7. Successivamente la Commissione, ai sensi dell'art. 3, n. 4, del regolamento di base, stabilisce anteriormente al 30 gennaio di ogni campagna di commercializzazione un «importo di riferimento regionale finale» in base ai prezzi di riferimento constatati per i semi oleosi. In questo calcolo il prezzo di riferimento previsionale viene sostituito dal prezzo di riferimento constatato; le eventuali variazioni di prezzo che si mantengano entro l'8% del prezzo di riferimento previsionale non vengono prese in considerazione.

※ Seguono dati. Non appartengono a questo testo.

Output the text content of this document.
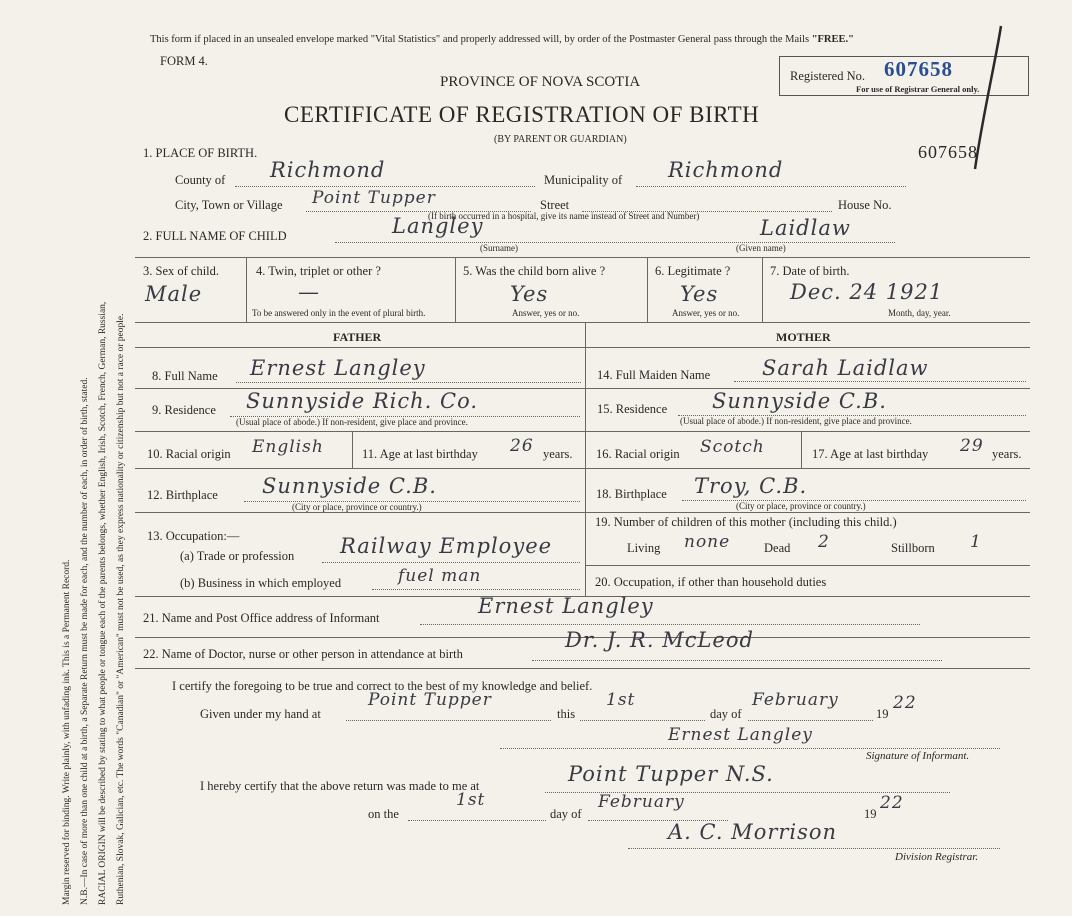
Margin reserved for binding. Write plainly, with unfading ink. This is a Permanent Record. N.B.—In case of more than one child at a birth, a Separate Return must be made for each, and the number of each, in order of birth, stated. RACIAL ORIGIN will be described by stating to what people or tongue each of the parents belongs, whether English, Irish, Scotch, French, German, Russian, Ruthenian, Slovak, Galician, etc. The words "Canadian" or "American" must not be used, as they express nationality or citizenship but not a race or people.
This form if placed in an unsealed envelope marked "Vital Statistics" and properly addressed will, by order of the Postmaster General pass through the Mails "FREE."
FORM 4.
PROVINCE OF NOVA SCOTIA
CERTIFICATE OF REGISTRATION OF BIRTH
(BY PARENT OR GUARDIAN)
Registered No. 607658
For use of Registrar General only.
607658
1. PLACE OF BIRTH.
County of Richmond	Municipality of Richmond
City, Town or Village Point Tupper	Street	House No.
(If birth occurred in a hospital, give its name instead of Street and Number)
2. FULL NAME OF CHILD	Langley	Laidlaw
(Surname)	(Given name)
3. Sex of child.
Male
4. Twin, triplet or other ?
—
To be answered only in the event of plural birth.
5. Was the child born alive ?
Yes
Answer, yes or no.
6. Legitimate ?
Yes
Answer, yes or no.
7. Date of birth.
Dec. 24 1921
Month, day, year.
FATHER	MOTHER
8. Full Name Ernest Langley	14. Full Maiden Name Sarah Laidlaw
9. Residence Sunnyside Rich. Co.
(Usual place of abode.) If non-resident, give place and province.
15. Residence Sunnyside C.B.
(Usual place of abode.) If non-resident, give place and province.
10. Racial origin English	11. Age at last birthday 26 years. 16. Racial origin Scotch	17. Age at last birthday 29 years.
12. Birthplace Sunnyside C.B.
(City or place, province or country.)
18. Birthplace Troy, C.B.
(City or place, province or country.)
13. Occupation:—
(a) Trade or profession Railway Employee
19. Number of children of this mother (including this child.)
Living none	Dead 2	Stillborn 1
(b) Business in which employed	fuel man	20. Occupation, if other than household duties
21. Name and Post Office address of Informant	Ernest Langley
22. Name of Doctor, nurse or other person in attendance at birth
Dr. J. R. McLeod
I certify the foregoing to be true and correct to the best of my knowledge and belief.
Given under my hand at
Point Tupper
this
1st
day of
February
19
22
Ernest Langley
Signature of Informant.
I hereby certify that the above return was made to me at	Point Tupper N.S.
on the
1st
day of
February
19
22
A. C. Morrison
Division Registrar.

8. Quindi, se il prezzo di riferimento constatato ai sensi dell'art. 3, n. 4, del regolamento di base varia di oltre l'8% rispetto al prezzo di riferimento previsionale, l'importo di riferimento regionale finale verrà stabilito adeguando l'importo di riferimento regionale previsionale proporzionalmente alla variazione di cui trattasi. Ai sensi dell'art. 3, n. 6, la pubblicazione degli importi deve contenere anche una breve spiegazione dei calcoli effettuati. Inoltre, ai sensi dell'art. 6, n. 2, del regolamento n. 3766/91 l'importo di riferimento regionale finale va ridotto qualora risulti che la superficie coltivata a grani oleaginosi superi la superficie massima garantita fissata dall'art. 6, n. 1.
9. Ai sensi dell'art. 4, n. 1, del regolamento di base solamente i produttori con sede nella Comunità che seminano ed intendono raccogliere i prodotti menzionati all'art. 1 del detto regolamento possono richiedere un pagamento diretto in applicazione di un sistema regionalizzato. Ai sensi dell'art. 4, n. 2, per avere diritto ad un pagamento il produttore deve, entro la data stabilita per la regione in questione, aver provveduto alla semina ed aver inoltrato domanda. Ai sensi dell'art. 4, n. 3, le domande possono essere presentate solo per i seminativi coltivati durante il periodo 1989/1990 - 1990/1991.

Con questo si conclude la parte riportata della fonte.